Let’s Talk Afrika.

“It is clear that we must find an African solution to our problems, and that this can only be found in African Unity. Divided we are weak; united, Africa could become one of the greatest sources for good in the world.” – Kwame Nkrumah

The Global Takeover Of African Food

You know when a song you loved in your kitchen suddenly becomes everyone’s ringtone? That’s African food right now but louder, spicier and with better packaging. Your aunt’s pilau or jollof, which used to be the unofficial peace keeper at family feuds, now has people queuing outside Michelin‑adjacent spots in London and scrolling for recipes at 2 a.m. because it looked aesthetic on TikTok. West African flavours in particular have been trending hard, jollof, suya and braised things that make your eyebrows do a little happy dance. One industry spotlight showed that West African food represented the top trending cuisine of 2023, rising 72% year‑over‑year.

Why is this happening now? I have a few assumptions and reasons. Diaspora energy (millions of Africans cooking what they loved back home and opening spots abroad), chefs reclaiming and elevating heirloom recipes and social media turning Naija comfort into global FOMO. There’s also the delicious irony that pantry staples Africans have used for centuries (teff, millet, plantain) now get labelled superfoods in articles and meal plans. One analysis notes that the interest in West African food was years in the making…globalisation has shrunk our world, opening minds and mouths to diverse cultures. 

Let me be dramatic for a second, a Nigerian chef recently broke the Guinness World Record cooking the largest jollof yes, a pot enormous enough to star in its own nature documentary and people cheered. That’s definitely a flex, its manpower served with rice and tomatoes. 

Nigeria’s Hilda Baci made a wild attempt to make the largest pit of jollof rice. (Source: BBC)
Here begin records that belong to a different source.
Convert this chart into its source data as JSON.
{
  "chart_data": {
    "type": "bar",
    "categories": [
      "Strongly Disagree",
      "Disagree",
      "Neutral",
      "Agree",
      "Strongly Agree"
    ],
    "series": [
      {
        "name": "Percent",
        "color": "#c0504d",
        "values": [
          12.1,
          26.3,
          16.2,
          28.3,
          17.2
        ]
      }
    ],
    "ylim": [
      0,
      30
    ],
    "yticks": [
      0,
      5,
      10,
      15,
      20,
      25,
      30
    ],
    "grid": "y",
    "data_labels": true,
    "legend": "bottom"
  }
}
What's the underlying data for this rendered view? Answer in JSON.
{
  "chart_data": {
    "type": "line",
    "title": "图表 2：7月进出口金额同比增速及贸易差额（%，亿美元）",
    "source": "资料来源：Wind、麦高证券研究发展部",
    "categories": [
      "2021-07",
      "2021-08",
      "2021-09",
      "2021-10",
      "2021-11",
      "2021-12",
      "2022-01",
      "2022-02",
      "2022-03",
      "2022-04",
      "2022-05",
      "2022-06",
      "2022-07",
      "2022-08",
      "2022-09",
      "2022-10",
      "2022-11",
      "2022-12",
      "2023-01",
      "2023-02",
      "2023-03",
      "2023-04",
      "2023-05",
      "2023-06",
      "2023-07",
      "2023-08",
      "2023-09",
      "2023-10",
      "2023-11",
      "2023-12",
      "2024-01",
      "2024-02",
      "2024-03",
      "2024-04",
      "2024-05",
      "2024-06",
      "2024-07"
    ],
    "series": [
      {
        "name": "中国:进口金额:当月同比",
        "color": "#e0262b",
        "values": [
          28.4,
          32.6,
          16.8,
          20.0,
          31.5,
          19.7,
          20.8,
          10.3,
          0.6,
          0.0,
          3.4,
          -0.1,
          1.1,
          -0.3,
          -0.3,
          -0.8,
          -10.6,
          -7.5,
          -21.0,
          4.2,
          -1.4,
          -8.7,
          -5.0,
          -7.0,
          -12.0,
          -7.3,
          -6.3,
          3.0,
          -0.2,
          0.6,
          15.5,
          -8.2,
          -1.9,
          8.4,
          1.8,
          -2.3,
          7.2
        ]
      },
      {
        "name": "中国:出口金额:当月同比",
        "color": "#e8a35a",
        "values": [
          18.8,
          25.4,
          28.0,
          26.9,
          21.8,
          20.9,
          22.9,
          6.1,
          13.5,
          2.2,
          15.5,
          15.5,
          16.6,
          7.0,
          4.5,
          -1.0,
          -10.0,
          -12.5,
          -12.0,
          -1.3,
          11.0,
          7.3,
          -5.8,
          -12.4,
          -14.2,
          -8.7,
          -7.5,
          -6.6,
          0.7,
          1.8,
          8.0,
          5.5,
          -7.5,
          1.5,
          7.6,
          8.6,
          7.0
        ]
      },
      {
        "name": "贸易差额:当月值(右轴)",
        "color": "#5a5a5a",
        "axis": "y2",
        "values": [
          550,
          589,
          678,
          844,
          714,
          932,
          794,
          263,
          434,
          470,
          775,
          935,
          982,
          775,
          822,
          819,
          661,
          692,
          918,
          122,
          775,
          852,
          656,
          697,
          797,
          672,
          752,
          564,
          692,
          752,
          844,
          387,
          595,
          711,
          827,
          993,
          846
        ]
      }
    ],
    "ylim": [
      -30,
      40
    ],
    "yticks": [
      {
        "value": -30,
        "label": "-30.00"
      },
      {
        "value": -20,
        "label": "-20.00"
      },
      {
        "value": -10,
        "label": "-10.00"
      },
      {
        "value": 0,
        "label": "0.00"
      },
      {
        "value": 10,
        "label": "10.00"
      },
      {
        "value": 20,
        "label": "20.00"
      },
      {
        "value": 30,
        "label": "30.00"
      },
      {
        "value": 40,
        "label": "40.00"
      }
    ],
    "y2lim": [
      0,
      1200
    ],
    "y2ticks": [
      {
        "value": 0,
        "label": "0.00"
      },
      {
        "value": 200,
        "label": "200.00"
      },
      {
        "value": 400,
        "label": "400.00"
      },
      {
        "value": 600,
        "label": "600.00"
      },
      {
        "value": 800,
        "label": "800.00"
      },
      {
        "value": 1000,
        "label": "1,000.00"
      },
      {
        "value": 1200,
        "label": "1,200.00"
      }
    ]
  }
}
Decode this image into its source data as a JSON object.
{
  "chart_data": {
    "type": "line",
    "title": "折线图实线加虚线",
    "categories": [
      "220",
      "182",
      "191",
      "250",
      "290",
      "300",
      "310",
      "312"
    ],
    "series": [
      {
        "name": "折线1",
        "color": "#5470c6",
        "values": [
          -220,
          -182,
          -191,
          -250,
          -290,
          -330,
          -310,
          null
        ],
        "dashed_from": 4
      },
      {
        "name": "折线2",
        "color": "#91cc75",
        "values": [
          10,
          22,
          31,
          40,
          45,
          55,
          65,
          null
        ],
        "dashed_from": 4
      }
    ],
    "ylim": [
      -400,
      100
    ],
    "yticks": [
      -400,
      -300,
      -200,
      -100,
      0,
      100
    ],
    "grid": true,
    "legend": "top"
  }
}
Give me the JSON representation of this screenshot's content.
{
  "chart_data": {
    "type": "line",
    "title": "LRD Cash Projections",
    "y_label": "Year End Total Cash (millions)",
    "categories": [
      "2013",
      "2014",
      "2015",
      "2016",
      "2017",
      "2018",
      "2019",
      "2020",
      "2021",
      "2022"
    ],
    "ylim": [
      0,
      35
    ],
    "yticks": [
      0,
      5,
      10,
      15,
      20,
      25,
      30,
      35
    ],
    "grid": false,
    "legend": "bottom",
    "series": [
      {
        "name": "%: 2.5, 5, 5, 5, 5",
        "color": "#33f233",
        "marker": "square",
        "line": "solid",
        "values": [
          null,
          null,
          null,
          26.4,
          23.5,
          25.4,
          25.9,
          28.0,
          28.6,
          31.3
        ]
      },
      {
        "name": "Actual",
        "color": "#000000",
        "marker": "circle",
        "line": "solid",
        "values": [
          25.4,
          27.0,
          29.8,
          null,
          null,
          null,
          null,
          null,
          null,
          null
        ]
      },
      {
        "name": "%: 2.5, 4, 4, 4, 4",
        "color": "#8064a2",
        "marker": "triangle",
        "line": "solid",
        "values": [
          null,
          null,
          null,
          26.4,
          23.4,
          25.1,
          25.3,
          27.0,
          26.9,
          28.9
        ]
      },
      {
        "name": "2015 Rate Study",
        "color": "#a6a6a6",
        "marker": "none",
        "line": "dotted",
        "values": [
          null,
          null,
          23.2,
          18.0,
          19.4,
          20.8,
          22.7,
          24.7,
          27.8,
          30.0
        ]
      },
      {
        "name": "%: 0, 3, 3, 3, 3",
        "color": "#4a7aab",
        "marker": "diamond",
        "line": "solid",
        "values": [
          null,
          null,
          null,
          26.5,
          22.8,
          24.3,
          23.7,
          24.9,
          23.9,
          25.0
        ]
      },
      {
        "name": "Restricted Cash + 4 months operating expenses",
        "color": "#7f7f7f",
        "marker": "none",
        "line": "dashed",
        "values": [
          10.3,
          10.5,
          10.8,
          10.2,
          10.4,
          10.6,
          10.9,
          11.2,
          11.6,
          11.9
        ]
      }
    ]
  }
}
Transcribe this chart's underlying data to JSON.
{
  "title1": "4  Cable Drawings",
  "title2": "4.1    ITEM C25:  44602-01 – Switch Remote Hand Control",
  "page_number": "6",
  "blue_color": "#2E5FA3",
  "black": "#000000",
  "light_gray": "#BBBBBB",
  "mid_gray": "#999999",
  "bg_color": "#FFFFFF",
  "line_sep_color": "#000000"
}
But it’s not only about viral stunts. In cities from New York to London, restaurants run by African and African diaspora chefs are moving from the beloved but hidden to the unapologetically celebrated. Some places are keeping things humble as spicy street skewers and plantain chips while others are doing fine dining,remixing stews and smoking techniques into tasting menus that make critics write tear filled headlines. In short, it’s both  the street and the stage.

This takeover feels different from other global cuisine moments. There’s more of a cultural long game of people teaching each other recipes over calls, restaurants scaling into chains and packaged products showing up in mainstream supermarkets. Also, TikTok dances now come with side dishes.

Of course, with popularity comes messier things. People will try to JPEG‑ify recipes into fusion bowls that barely remember their origin and corporations will slap inspired by on a bag of crisps and call it a day. There’s a real conversation to be had about whose names get remembered when cuisine goes global. I believe the home cooks, the market stall aunties, and the restaurants doing the heavy lifting deserve credit, not just the trend feeds. Which is why seeing chefs and entrepreneurs from African backgrounds expand and own the narrative from grassroots to franchising plans matters. It shifts the story from the exotic trend to cultural export with roots.

So what does this mean for you, dear reader? Try new things without being performative. Ask where the food comes from. Share recipes that credit source communities. Most importantly, eat the plantain chips, the stews, the street skewers. Because food is how stories travel. It folds history into taste, grief into comfort and a continent’s memory into your lunchbox.

And for the skeptics who say “this is just a trend”, trends are temporary but people who keep feeding each other are not. African food’s global glow up isn’t a passing viral moment, it’s a continental playlist finally on everyone’s speaker. Enjoy the songs, learn the lyrics and maybe if you’re brave, learn to make jollof that actually earns you family approval. If your pot comes close, you might just set a world record. (No pressure.)